Laura Martínez Alarcón
"A mí el gusto que me da es que todos nos vamos a morir", sentencia doña Catalina mientras recoge su canasta colmada de flores antes de perderse entre los sepulcros de San Gregorio. Es Día de Muertos y la visita al panteón es obligada. Es medianoche pero parece mediodía por la cantidad de gente que va arribando desde los pueblos cercanos a la zona lacustre de Nativitas, al sur de la Ciudad de México.
Cientos de vecinos vienen a esperar la llegada de sus muertos y acuden a la cita cargados de la parafernalia típica de estos días, desde las flores de cempasúchil y las mantas para cubrirse del húmedo frío, hasta el aparato de música con la selección favorita del difunto. No falta la escoba y los baldes de agua, esa noche se ocupan de barrer y limpiar la lápida de falso mármol, quitar los hierbajos y acomodar los ramos de flores. Aquí nadie llora y todo el mundo faena. Los jarros de café empiezan a circular mientras las viudas y los huérfanos adornan la tumba de los ausentes con velas y cirios. "Iluminar su camino es lo más importante, dice don Carmelo, "porque las ánimas vienen de un lugar muy oscuro". A sus hijos, les ha aleccionado: "lo primero es la cera". Este viejo campesino tiene en San Gregorio a sus padres, esposa y dos sobrinos.
El pequeño cementerio de tierra y ahuehuetes, de vírgenes coloridas y ángeles de escayola, abriga por una noche y buena parte del día a gente del pueblo, como la familia Castro Xolalpa, que desde días antes inició los preparativos. En la plaza de Tenancingo compraron las cazuelas y los sahumerios donde se encenderá el copal y consiguieron las ceras de una libra para los muertos grandes y de media libra para los chiquitos. En el mercado de Xochimilco adquirieron la fruta de la estación: plátano morado, naranjas y guayabas, tejocotes, cañas y calabazas, así como alamares y golletes pintados de rosa mexicano, los panes típicos de la temporada. Del pueblo de Mixquic trajeron las calaveritas de azúcar con el nombre de cada miembro de la familia, mismas que los niños se comerán al final de la jornada, siempre y cuando se porten bien. En casa, cocinaron los tamales de dulce, los verdes y rojos; el arroz con mole y el imprescindible atole que la familia irá consumiendo mientras el frío arrecia y las ánimas van llegando. Sobre la sepultura, que esa noche sirve de improvisada mesa para el banquete, compartirán la comida y recordarán a los parientes que "ya descansan en paz".
Mientras a lo largo de los pasillos se van colocando las flores amarillas que sirven de guía a los muertos, en una de las tumbas se escuchan los primeros acordes de un mariachi desafinado. Unos pequeños juegan al escondite entre las criptas y una pareja adolescente intercambia besos bajo la atenta mirada de un San Francisco de piedra. Por detrás de un mausoleo de azulejos verdes y amarillos que alberga los huesos del más rico del panteón, surge la figura de una niña que vende su mercancía: "alegrías…alegrías…compren sus alegrías". Son los dulces prehispánicos elaborados con semillas de amaranto y miel, las alegrías de toda la vida.
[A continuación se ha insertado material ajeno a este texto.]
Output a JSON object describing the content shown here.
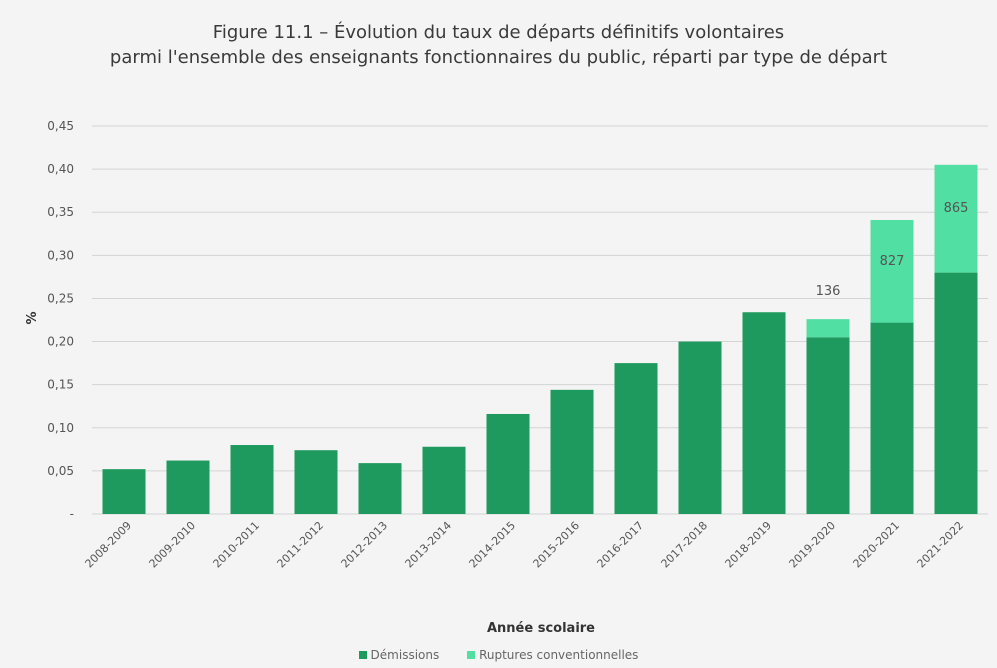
{
  "chart_data": {
    "type": "bar",
    "stacked": true,
    "title": "Figure 11.1 – Évolution du taux de départs définitifs volontaires",
    "subtitle": "parmi l'ensemble des enseignants fonctionnaires du public, réparti par type de départ",
    "xlabel": "Année scolaire",
    "ylabel": "%",
    "ylim": [
      0,
      0.45
    ],
    "yticks": [
      0,
      0.05,
      0.1,
      0.15,
      0.2,
      0.25,
      0.3,
      0.35,
      0.4,
      0.45
    ],
    "ytick_labels": [
      "-",
      "0,05",
      "0,10",
      "0,15",
      "0,20",
      "0,25",
      "0,30",
      "0,35",
      "0,40",
      "0,45"
    ],
    "grid": true,
    "legend_position": "bottom",
    "categories": [
      "2008-2009",
      "2009-2010",
      "2010-2011",
      "2011-2012",
      "2012-2013",
      "2013-2014",
      "2014-2015",
      "2015-2016",
      "2016-2017",
      "2017-2018",
      "2018-2019",
      "2019-2020",
      "2020-2021",
      "2021-2022"
    ],
    "series": [
      {
        "name": "Démissions",
        "color": "#1e9a5f",
        "values": [
          0.052,
          0.062,
          0.08,
          0.074,
          0.059,
          0.078,
          0.116,
          0.144,
          0.175,
          0.2,
          0.234,
          0.205,
          0.222,
          0.28
        ]
      },
      {
        "name": "Ruptures conventionnelles",
        "color": "#52dfa3",
        "values": [
          0,
          0,
          0,
          0,
          0,
          0,
          0,
          0,
          0,
          0,
          0,
          0.021,
          0.119,
          0.125
        ]
      }
    ],
    "annotations": [
      {
        "category": "2019-2020",
        "text": "136",
        "placement": "above"
      },
      {
        "category": "2020-2021",
        "text": "827",
        "placement": "inside"
      },
      {
        "category": "2021-2022",
        "text": "865",
        "placement": "inside"
      }
    ]
  }
}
Afuera del panteón de San Gregorio Atlapulco, los parientes y amigos se encuentran y abrazan junto a los puestos de antojitos y café. Algunos se cubren con pintorescos sarapes de lana y gorras de béisbol de los Yanquis de Nueva York. Otros reparten jarros de pulque o tequila y se fuman un cigarrito. Todos asisten a San Gregorio a velar a sus difuntos, compartir su itacate y honrar con júbilo la memoria de aquellos que "sólo se nos han adelantado en el camino", como asegura doña Catalina al salir del cementerio, cuando está a punto de salir el sol.